Figure 11. A and B – Micrography of the small intestine: the mucosa and submucosa infiltrated by engorged macrophages with plenty acid-fast bacilli in the cytoplasm (A, H&E 40X; B, Ziehl–Neelsen 100X); C and D – Micrography of the kidney: interstitial chronic nephritis composed of sheets of engorged macrophages (arrow in C) with plenty acid-fast bacilli in the cytoplasm (arrows in D) (A, H&E 40X; B, Ziehl–Neelsen 100X).

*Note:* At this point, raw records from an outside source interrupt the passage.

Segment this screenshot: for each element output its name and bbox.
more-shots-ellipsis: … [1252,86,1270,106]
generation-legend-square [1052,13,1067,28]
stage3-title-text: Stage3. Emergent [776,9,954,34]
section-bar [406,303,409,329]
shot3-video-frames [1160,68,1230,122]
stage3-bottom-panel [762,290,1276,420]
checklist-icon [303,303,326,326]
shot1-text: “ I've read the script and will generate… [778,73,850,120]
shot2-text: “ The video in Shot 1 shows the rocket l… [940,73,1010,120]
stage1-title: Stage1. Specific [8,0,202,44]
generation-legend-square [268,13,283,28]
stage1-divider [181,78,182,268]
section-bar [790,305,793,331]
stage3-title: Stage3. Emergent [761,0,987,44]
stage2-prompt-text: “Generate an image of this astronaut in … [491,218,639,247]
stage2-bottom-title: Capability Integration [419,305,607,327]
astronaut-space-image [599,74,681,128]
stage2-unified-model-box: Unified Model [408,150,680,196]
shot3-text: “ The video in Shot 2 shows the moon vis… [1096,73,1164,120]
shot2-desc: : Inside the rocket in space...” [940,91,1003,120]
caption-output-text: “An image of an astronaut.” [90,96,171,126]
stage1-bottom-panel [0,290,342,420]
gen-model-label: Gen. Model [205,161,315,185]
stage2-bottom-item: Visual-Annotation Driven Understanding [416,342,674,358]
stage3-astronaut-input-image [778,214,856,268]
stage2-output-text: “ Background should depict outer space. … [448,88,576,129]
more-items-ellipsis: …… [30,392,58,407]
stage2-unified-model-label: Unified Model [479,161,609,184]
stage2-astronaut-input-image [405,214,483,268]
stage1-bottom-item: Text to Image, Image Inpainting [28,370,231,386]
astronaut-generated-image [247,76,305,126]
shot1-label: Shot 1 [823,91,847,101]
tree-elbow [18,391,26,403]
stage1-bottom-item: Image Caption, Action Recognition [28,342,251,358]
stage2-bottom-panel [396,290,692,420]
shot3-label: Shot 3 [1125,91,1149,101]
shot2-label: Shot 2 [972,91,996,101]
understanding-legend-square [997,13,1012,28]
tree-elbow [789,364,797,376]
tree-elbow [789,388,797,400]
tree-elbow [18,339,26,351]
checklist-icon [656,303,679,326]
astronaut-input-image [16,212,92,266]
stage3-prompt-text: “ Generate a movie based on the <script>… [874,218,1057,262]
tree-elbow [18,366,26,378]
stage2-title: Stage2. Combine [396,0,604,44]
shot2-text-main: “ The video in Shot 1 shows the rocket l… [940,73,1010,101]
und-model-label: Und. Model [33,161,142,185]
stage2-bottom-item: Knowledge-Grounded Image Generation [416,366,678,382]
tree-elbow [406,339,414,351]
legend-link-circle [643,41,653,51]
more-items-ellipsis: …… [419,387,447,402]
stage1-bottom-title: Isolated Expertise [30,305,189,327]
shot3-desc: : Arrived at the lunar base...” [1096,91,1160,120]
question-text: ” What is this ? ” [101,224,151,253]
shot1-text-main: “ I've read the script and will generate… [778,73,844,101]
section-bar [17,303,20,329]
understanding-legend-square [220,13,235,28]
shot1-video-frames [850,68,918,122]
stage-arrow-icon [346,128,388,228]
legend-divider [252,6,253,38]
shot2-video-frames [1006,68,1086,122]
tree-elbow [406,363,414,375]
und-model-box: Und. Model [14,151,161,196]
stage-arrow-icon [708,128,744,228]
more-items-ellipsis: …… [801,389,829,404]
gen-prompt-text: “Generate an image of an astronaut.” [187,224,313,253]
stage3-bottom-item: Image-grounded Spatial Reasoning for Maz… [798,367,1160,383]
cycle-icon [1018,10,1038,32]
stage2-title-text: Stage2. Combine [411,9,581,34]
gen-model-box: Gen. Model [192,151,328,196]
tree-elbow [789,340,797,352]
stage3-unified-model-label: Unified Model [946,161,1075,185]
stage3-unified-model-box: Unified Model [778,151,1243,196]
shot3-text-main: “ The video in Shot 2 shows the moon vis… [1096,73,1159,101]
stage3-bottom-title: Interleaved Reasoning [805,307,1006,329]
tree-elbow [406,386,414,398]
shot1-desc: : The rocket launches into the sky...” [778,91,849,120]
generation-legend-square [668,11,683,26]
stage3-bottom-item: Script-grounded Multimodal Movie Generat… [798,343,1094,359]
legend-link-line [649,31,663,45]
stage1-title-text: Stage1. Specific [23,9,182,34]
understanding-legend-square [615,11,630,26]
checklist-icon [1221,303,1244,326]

Figure 12. A to D – Micrography showing aspects of non-tuberculous disseminated mycobacteriosis: sheets of engorged and bluish histiocytes infiltrating the bone marrow (A). The periadrenal fat tissue (B, arrows and inset) and an anthracotic thoracic lymph node (C, arrow). The Ziehl–Neelsen stain in all these sites revealed plenty of acid-fast bacilli within histiocytes’ cytoplasm (D). (A, H&E, 100X; B, H&E, 100X; C, H&E, 100X; D, Ziehl–Neelsen, 100X).